Security Protocols and Threat Models

Protocols connect the many devices used in our personal and professional lives. Hence we require assurances that they are secure in the face of threats.

Security is too important to leave to intuition and experience alone. We need methodologies to precisely determine our security goals. A security property is one that holds despite the best efforts of an attacker, as captured by a threat model. When attacking a protocol, an eavesdropper may inject messages leading to sessions being hijacked and other data breaches.

This textbook goes from intuition, to theory, to tools, explaining different security properties.

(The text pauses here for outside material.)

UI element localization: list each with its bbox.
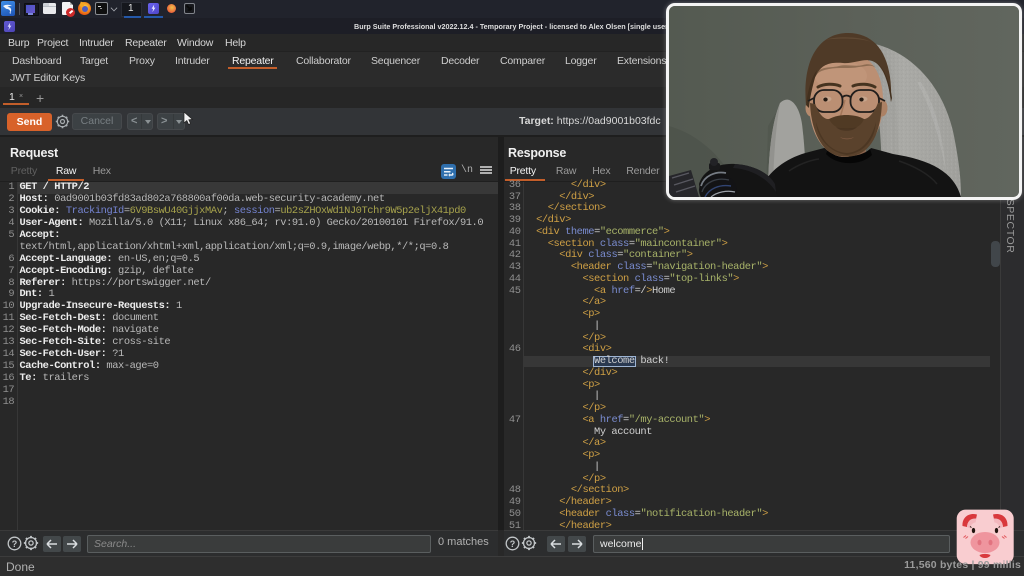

Ubiquitous protocols keep the discussion real: ePassport protocols used at border checkpoints; the EMV protocol for contactless payments; and Open ID Connect used to sign in to websites. Even threats enabling car theft via relay attacks are taken into consideration by authenticating proximity. The book also analyses threats to privacy such as tracking, mitigated by making sessions unlinkable.

Topics and features:

- The learning curve brings readers to the edge of the topic of security protocols.

- Multiple security and privacy properties and threats are expressed in a core calculus.

- Large real-world case studies showcase the methods in practice.

- The theory informs the accurate usage of tools for checking security protocols.

- Minimal protocols are selected to cleanly illustrate new concepts.

This textbook is designed to take readers with some grounding in computer science to the edge of the field of security protocols. Additionally, it can serve as a highly useful reference for established researchers and security professionals branching out into threat modelling.

Reynaldo Gil-Pons, Felix Stutz and Semen Yurkov were postdoctoral researchers in the Security and Trust of Software Systems group headed by Sjouke Mauw, professor at University of Luxembourg. Ross Horne directs the Cyber Security MSc at University of Strathclyde, UK.